Por Rubens Amador
Foi com aparente descontração que apanhou de uma gaveta uma enorme faca. Passou-lhe pela cabeça, num átimo, as dificuldades por que vinha enfrentando ultimamente. Instrumento cortante na mão, correu o polegar por seu fio de ponta a ponta. Olhou no espelho fronteiro e sentiu-se empalidecido. Na peça contigua, sua mulher, que tricotava, não imaginava o que ia na cabeça do marido. O homem levantou-se e ao mesmo tempo estacou, lendo uma manchete de jornal deixado sobre um móvel: “Esfaqueou a esposa e depois chorou no velório.” Sua cara que estava fechada, ficou mais sisuda ainda. Mas esboçou um sorriso vagamente tétrico e empurrou a porta com o pé. Empunhando o cabo de osso na mão enorme, caminhou lentamente como não se quisesse fazer ouvir, lâmina apontada para cima.

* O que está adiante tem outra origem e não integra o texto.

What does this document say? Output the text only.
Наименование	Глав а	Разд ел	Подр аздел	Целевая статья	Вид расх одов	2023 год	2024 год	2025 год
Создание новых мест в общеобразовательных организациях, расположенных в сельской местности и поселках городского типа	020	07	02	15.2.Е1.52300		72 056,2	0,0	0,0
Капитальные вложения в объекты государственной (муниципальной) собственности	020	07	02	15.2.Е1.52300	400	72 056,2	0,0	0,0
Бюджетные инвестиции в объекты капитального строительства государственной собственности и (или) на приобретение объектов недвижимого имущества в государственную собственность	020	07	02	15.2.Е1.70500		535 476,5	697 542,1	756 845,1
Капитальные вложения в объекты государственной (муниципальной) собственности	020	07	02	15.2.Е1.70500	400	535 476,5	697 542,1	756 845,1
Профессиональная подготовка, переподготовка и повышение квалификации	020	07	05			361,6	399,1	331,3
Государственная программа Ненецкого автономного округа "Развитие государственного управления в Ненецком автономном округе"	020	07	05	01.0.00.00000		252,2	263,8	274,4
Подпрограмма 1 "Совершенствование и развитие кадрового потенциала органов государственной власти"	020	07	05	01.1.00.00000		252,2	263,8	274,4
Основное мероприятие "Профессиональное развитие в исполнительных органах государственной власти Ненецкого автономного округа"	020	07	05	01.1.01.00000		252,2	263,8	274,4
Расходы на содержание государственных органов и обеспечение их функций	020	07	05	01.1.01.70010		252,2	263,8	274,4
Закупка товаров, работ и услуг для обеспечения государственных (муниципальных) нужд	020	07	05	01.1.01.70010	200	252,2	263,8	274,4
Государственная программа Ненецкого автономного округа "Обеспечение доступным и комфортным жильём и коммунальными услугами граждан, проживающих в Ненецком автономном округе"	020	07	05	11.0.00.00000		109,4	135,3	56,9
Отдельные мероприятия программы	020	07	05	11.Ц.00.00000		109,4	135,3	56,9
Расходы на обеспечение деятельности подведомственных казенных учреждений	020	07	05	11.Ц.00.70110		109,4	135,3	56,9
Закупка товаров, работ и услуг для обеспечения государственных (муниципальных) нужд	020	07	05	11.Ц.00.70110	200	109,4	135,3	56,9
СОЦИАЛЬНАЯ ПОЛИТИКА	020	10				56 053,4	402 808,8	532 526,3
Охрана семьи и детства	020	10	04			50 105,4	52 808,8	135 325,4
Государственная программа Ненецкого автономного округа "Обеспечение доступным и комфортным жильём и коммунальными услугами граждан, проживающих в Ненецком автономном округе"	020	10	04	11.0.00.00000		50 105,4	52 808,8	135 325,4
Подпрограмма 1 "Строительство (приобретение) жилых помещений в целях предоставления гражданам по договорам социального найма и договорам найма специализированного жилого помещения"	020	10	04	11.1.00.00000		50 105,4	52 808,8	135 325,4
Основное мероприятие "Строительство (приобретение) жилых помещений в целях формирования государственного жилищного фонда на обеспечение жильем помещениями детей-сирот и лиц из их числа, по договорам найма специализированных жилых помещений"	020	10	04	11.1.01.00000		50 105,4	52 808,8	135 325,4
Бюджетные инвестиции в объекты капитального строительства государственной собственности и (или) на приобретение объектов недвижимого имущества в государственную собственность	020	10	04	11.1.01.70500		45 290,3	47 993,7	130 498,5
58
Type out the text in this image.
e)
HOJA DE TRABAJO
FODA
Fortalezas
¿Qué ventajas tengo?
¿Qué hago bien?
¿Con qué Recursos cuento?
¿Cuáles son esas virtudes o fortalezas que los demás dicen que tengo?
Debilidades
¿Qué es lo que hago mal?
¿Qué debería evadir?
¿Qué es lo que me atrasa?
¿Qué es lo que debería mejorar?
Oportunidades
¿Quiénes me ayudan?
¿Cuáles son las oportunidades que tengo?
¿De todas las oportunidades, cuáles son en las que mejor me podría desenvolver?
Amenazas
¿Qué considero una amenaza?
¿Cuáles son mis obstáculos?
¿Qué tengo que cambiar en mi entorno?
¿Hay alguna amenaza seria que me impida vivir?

De novo estacou em sua lenta caminhada. Pareceu-lhe ouvir algo. Eram as crianças, buliçosas, que brincavam de “pegador” no pequeno pátio e nem viram o pai com aquela assustadora arma branca na mão. Ele acompanhou com os olhos o folguedo das crianças e esboçou um leve esgar na direção delas. Voltou à peça onde estava, trancando a porta. Apurou o ouvido. Cenho franzido: “Francisca!”, bradou alto, dirigindo-se a sua mulher na peça ao lado. “Estás aí?”. “Sim”, respondeu a mulher despreocupadamente, sem suspeitar do que se passava na cabeça de seu estressado marido. “Que horas são?”, perguntou ele à guisa de assunto. “Quinze para as quatro, não sei se está certo”. Ele se indignou com a resposta: “Como não sei se está certo!”, gritou com ironia. “Não amola, bem”, completou ela com enfado.
Num impulso quase felino, ele girou a maçaneta da porta que segurava já há alguns segundos, excitado. A pobre mulher de nada suspeitava. Afinal, não tinha porquê… Foi então que ele abriu a porta e com passos resolutos e ruidosos caminhou – faca afiadíssima na mão – até um centro de mesa, apanhou uma laranja de umbigo e, sentando-se num degrau, saboreou-a, enquanto ouvia no radinho de pilha “El día que me quieras”, com Júlio Iglesias.